New therapy breakthrough changes the shape of treatment for undruggable diseases

February 24, 2022

Illustration of DUBTAC target

DUBTAC in action against a target. (Courtesy Nomura Lab)

For some time, scientists have been working on the major challenge of developing new therapies against many human diseases. Many of these diseases are caused by the abberant action of certain proteins in our cells that are considered “undruggable”, or difficult to therapeutically target using classical drug discovery methods. A major class of “undruggable” proteins are those that are aberrantly degraded and destroyed in the cell leading to many human diseases, including cancer, neurodegenerative diseases, metabolic diseases, and hundreds of genetic disorders.

These proteins are frequently destroyed through tagging with chains of a protein known as ubiquitin, which signals the cell to destroy the proteins through the “cellular trash can” called the proteasome.

While these proteins would benefit therapeutically by stopping their destruction and stabilizing and increasing the levels of the actively destroyed proteins, targeted protein stabilization of an actively degraded protein with a small-molecule drug has thus far remained impossible or “undruggable”.

Now, a team of researchers from the lab of Daniel Nomura, Professor of Chemical Biology and Director of the Novartis-Berkeley Center for Proteomics and Chemistry Technologies at UC Berkeley, in collaboration with researchers from the Novartis Institutes for BioMedical Research have reported the discovery of a new therapeutic paradigm called Deubiquitinase Targeting Chimeras (DUBTACs) to address the challenge of targeted protein stabilization.

Daniel Nomura, Nathaniel Henning and Lydia Boike

Lead researchers: Daniel Nomura, Nathaniel Henning and Lydia Boike (photo: courtesy Nomura Lab.)

DUBTACs are dumbbell shaped molecules which consist of a chemical compound that binds to the disease-causing protein linked via a linker to another chemical recruiter of an enzyme called deubiquitinase or DUB.  The DUB removes the ubiquitin chains from actively degraded proteins, thus preventing their destruction and stabilizing their protein levels.

In new research published in Nature Chemical Biology, the researchers report on how DUBTACs stabilize the mutant form of the CFTR chloride channel protein that is otherwise degraded to cause the debilitating disease cystic fibrosis. Cystic fibrosis was chosen as the initial test case for DUBTACs as this disease is caused by mutations in the CFTR channel which cause this protein to become unstable and actively degraded, leading to the cystic fibrosis pathology.
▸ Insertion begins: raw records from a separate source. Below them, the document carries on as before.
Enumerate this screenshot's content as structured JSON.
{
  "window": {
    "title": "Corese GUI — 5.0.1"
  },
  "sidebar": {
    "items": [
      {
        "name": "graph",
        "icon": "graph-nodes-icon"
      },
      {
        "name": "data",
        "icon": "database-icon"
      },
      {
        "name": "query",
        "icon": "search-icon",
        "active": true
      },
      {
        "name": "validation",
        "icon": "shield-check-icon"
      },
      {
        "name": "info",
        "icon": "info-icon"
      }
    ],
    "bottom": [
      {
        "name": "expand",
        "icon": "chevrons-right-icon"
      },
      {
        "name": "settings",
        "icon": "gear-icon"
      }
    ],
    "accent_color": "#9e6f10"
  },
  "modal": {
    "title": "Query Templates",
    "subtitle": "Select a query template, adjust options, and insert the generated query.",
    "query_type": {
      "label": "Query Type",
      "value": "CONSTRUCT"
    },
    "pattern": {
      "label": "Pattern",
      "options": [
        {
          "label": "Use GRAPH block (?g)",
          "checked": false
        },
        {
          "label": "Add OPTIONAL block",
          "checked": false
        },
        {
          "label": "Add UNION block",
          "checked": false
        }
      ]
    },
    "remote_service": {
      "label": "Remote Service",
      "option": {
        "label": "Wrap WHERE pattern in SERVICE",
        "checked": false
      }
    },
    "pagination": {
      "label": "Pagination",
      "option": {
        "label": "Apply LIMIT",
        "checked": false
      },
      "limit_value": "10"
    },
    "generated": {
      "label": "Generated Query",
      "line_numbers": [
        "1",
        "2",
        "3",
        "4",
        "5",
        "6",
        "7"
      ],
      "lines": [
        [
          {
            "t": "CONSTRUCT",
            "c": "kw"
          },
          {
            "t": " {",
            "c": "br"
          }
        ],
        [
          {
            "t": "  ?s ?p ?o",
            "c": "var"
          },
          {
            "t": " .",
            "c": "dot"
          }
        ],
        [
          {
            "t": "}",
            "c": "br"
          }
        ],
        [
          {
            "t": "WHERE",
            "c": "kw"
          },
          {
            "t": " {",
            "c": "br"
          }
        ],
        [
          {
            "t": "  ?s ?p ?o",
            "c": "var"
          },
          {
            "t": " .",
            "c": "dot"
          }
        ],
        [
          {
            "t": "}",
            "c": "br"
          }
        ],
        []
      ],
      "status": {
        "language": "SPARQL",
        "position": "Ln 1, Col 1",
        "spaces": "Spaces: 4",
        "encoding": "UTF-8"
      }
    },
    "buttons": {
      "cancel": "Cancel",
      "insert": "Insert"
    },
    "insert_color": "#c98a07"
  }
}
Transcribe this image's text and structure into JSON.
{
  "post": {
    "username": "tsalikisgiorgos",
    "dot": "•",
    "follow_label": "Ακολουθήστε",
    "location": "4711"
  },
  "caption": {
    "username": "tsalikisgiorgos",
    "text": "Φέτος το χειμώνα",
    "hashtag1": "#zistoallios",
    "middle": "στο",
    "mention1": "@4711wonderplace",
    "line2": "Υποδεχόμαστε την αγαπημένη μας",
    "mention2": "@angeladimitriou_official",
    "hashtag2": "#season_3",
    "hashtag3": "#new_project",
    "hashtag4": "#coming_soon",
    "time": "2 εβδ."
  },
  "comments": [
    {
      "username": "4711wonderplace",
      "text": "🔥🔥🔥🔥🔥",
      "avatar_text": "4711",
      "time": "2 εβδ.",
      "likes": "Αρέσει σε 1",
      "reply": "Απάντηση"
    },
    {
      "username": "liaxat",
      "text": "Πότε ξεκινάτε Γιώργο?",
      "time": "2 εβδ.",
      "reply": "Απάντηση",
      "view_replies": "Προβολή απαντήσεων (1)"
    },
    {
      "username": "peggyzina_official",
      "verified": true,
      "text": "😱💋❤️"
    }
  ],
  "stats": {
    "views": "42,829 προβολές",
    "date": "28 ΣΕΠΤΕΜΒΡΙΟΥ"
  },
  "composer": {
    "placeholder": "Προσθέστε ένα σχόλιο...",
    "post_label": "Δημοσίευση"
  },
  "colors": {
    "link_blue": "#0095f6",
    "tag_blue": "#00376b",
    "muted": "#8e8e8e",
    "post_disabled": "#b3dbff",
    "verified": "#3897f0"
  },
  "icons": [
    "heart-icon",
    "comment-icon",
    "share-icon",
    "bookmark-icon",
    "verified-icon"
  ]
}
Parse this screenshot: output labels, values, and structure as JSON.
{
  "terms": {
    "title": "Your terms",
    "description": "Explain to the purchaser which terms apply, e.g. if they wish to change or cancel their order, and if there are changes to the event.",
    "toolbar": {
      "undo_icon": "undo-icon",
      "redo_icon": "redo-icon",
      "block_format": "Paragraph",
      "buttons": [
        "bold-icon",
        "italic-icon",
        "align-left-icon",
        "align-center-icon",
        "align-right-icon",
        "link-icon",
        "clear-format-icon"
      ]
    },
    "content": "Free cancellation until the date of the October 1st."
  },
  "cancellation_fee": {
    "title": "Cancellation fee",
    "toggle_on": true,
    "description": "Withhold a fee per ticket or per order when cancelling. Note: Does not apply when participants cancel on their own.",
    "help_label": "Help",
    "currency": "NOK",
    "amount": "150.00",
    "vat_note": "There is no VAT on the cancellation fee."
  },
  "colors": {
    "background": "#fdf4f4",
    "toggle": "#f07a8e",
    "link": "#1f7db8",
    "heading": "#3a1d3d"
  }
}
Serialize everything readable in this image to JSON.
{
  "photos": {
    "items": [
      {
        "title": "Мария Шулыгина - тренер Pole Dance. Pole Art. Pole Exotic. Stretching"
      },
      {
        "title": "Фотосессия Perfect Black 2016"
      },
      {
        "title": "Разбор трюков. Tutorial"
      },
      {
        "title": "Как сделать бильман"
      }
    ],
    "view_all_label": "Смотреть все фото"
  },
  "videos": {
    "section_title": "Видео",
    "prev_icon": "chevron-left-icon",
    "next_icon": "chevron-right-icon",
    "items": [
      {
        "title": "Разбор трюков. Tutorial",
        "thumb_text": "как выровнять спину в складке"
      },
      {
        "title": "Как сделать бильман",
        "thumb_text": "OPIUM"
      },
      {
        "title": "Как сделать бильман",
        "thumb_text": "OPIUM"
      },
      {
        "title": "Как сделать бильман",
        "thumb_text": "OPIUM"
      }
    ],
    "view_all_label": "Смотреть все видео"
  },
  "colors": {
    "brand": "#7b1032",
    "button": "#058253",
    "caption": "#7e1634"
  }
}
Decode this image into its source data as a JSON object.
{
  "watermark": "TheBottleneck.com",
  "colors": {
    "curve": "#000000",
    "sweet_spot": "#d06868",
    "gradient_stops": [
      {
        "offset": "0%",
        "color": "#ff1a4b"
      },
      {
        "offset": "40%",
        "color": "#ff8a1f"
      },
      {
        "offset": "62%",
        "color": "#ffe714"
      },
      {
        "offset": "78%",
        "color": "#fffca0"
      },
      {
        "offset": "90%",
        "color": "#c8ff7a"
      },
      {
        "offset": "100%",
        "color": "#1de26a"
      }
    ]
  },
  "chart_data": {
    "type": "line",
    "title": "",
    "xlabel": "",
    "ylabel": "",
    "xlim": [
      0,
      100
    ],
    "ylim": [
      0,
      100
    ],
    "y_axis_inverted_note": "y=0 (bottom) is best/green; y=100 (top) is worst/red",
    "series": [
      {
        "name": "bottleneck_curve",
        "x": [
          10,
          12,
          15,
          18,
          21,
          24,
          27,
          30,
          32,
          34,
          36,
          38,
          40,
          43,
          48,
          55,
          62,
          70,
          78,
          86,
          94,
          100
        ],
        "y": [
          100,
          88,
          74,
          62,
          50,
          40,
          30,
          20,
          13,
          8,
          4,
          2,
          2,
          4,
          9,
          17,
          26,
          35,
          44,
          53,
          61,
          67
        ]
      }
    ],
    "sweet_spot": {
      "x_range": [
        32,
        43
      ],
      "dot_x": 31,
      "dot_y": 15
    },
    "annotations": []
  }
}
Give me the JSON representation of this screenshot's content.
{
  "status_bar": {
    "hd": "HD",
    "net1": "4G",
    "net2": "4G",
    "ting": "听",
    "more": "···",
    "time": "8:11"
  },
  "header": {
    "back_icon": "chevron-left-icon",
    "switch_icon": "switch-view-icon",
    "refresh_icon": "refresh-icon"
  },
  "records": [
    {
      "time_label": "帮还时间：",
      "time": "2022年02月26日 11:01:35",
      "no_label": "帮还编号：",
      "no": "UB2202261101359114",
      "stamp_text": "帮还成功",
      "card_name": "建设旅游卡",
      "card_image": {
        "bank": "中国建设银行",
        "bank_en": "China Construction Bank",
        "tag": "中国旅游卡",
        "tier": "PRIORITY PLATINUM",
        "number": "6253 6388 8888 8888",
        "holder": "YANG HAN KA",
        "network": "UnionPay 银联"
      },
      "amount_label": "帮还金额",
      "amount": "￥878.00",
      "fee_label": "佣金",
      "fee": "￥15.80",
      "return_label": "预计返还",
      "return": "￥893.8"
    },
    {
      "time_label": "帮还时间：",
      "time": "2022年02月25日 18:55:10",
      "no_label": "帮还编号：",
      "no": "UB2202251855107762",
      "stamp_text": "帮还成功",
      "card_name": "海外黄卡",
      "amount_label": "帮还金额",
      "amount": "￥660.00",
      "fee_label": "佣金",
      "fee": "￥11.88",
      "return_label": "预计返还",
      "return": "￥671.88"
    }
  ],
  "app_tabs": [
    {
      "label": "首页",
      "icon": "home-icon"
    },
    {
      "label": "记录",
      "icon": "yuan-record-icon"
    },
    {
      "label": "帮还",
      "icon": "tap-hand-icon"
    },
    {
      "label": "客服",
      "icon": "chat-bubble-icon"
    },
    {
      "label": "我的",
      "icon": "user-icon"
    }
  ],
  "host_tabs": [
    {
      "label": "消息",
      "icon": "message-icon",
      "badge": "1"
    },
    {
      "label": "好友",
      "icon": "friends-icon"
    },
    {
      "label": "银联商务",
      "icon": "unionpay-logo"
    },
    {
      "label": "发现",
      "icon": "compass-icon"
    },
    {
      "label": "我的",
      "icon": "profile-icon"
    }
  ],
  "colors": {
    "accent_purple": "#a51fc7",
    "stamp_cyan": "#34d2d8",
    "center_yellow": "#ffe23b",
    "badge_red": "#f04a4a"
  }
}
The researchers postulated that a DUBTAC against mutant CFTR could stabilize and increase the levels of this mutant protein to restore CFTR function in cystic fibrosis patients.

The research has demonstrated that the CFTR DUBTAC restores chloride channel function in primary human bronchial epithelial cells from cystic fibrosis patients compared to currently approved therapies. The researchers also showed that a DUBTAC could be applied to cancers as well. They developed a DUBTAC to stabilize a tumor suppressor protein WEE1 kinase. WEE1 kinase is actively degraded in many tumors to promote cancer cell proliferation. Stabilizing the levels of WEE1 kinase in cancer cells could stop tumor growth.

Prof. Nomura states, “We believe that this new DUBTAC therapeutic platform can be used to develop a new class of medicines against many human diseases, including cancer, neurodegenerative diseases, and many genetic disorders by enabling access to these previously “undruggable” proteins that were actively degraded to drive these diseases.”

The lead authors for this research are UC Berkeley chemical biology graduate students Nathaniel Henning and Lydia Boike. Additional co-authors include Jessica Spradlin, Carl Ward, Gang Liu, Erika Zhang, Bridget Belcher, Scott Brittain, Matthew Hesse, Dustin Dovala, Lynn McGregor, Rachel Valdez Misiolek, Lindsey Plasschaert, David Rowlands, Feng Wang, Andreas Frank, Daniel Fuller, Abigail Estes, Katelyn Randal, Anoohya Panidapi, Jeffrey McKenna, John Tallarico, and Markus Schirle from UC Berkeley and the Novartis Institutes for BioMedical Research.